Les belles affaires africaines d’Israël

Les belles affaires africaines d’Israël

le 07 juillet, 2014 dans Inter-national par

Agronomie, irrigation, ingénierie, et surtout des armes, plein d’armes : c’est dingue le nombre de trucs qu’Israël peut avoir à vendre aux Africains.

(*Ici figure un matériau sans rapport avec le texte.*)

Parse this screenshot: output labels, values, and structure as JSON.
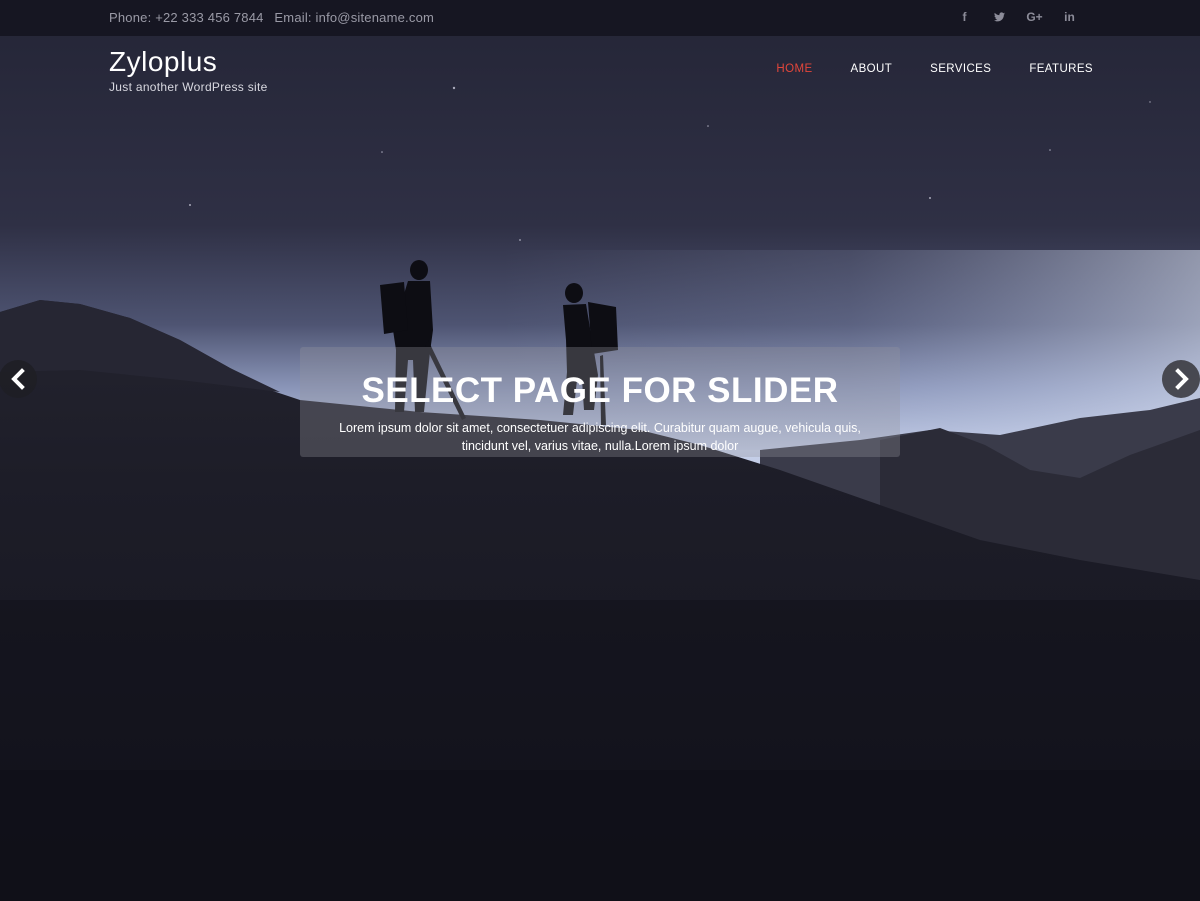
{
  "topbar": {
    "phone": "Phone: +22 333 456 7844",
    "email": "Email: info@sitename.com",
    "social": [
      {
        "icon": "facebook-icon",
        "glyph": "f"
      },
      {
        "icon": "twitter-icon",
        "glyph": "y"
      },
      {
        "icon": "google-plus-icon",
        "glyph": "G+"
      },
      {
        "icon": "linkedin-icon",
        "glyph": "in"
      }
    ]
  },
  "header": {
    "site_title": "Zyloplus",
    "tagline": "Just another WordPress site"
  },
  "nav": {
    "items": [
      {
        "label": "HOME",
        "active": true
      },
      {
        "label": "ABOUT",
        "active": false
      },
      {
        "label": "SERVICES",
        "active": false
      },
      {
        "label": "FEATURES",
        "active": false
      }
    ]
  },
  "slider": {
    "heading": "SELECT PAGE FOR SLIDER",
    "text": "Lorem ipsum dolor sit amet, consectetuer adipiscing elit. Curabitur quam augue, vehicula quis, tincidunt vel, varius vitae, nulla.Lorem ipsum dolor",
    "prev_icon": "chevron-left-icon",
    "next_icon": "chevron-right-icon"
  },
  "colors": {
    "accent": "#e2463a",
    "sky_top": "#2a2b3e",
    "sky_horizon": "#c9d3ea",
    "ground": "#15151f"
  }
}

Régulièrement, l’Etat hébreu signe de très juteux contrat, comme récemment avec la Côte d’Ivoire pour la construction d’une centrale thermique, que le groupe israélien Telemania a facturé 500 millions d’euros.

Si l’Afrique du Sud, le Togo, le Nigeria, l’Egypte et le Kenya comptent parmi les principaux partenaires commerciaux d’Israël en Afrique, c’est bien le vieux pote sud-africain qui fait les meilleures affaires avec Jérusalem. Ce n’est plus le temps béni de l’apartheid où les Israéliens avaient cette drôle de sensation de se sentir comme à la maison en Afrique du Sud… Mais en 2013, Pretoria a vendu pour plus de 700 millions de dollars de minerais et métaux précieux aux diamantaires de Tel-Aviv, dont 283 millions de dollars rien que pour les diamants. Les Sud-Africains s’en tirent plutôt bien : avoisinant les 425 millions de dollars, le montant de leurs importations en provenance d’Israël reste légèrement inférieur à ce qu’ils vendent aux Israéliens.

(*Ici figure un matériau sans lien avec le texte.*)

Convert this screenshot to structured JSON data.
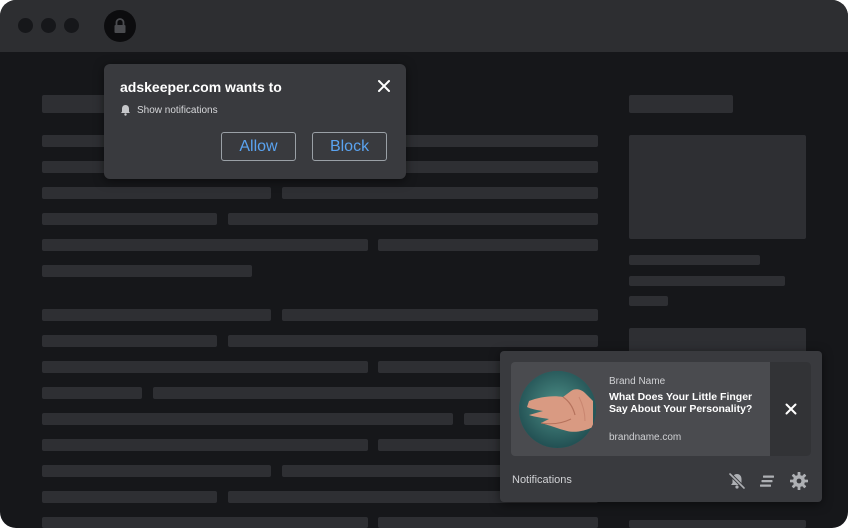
{
  "permission_popup": {
    "title": "adskeeper.com wants to",
    "permission_label": "Show notifications",
    "allow_label": "Allow",
    "block_label": "Block"
  },
  "notification": {
    "brand": "Brand Name",
    "headline": "What Does Your Little Finger Say About Your Personality?",
    "site": "brandname.com"
  },
  "notification_center": {
    "label": "Notifications"
  },
  "colors": {
    "page_background": "#16171a",
    "titlebar": "#2d2e31",
    "popup_background": "#393a3e",
    "button_text": "#5aa3f0"
  },
  "icons": [
    "lock-icon",
    "bell-icon",
    "close-icon",
    "bell-off-icon",
    "clear-all-icon",
    "gear-icon"
  ]
}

Parce que dans les autres pays africains, la relation commerciale est pour le moins déséquilibrée. Le Nigeria a importé pour 155 millions de biens israéliens en 2013 tandis que ses ventes à Israël n’ont pas dépassé 10 millions de dollars. L’Egypte a acheté pour 120 millions de biens à Israël en 2013 mais ne lui en a vendu que pour 108 millions de dollars. Quand au Kenya, il a acheté pour 91 millions de dollars à Israël et n’a vendu à cet Etat que pour 27 millions de dollars de marchandises. Chaque année, selon les contrats signés, ces chiffres peuvent subir des variations mais la tendance reste la même. Israël fait du business à sens unique. Les Africains n’ont-ils vraiment rien à commercer ? Quand ils viennent jusqu’en Israël pour y vendre leurs bras et fuir la misère, ils sont traités comme des sous-Palestiniens. C’est dire le peu de cas que font d’eux les autorités israéliennes…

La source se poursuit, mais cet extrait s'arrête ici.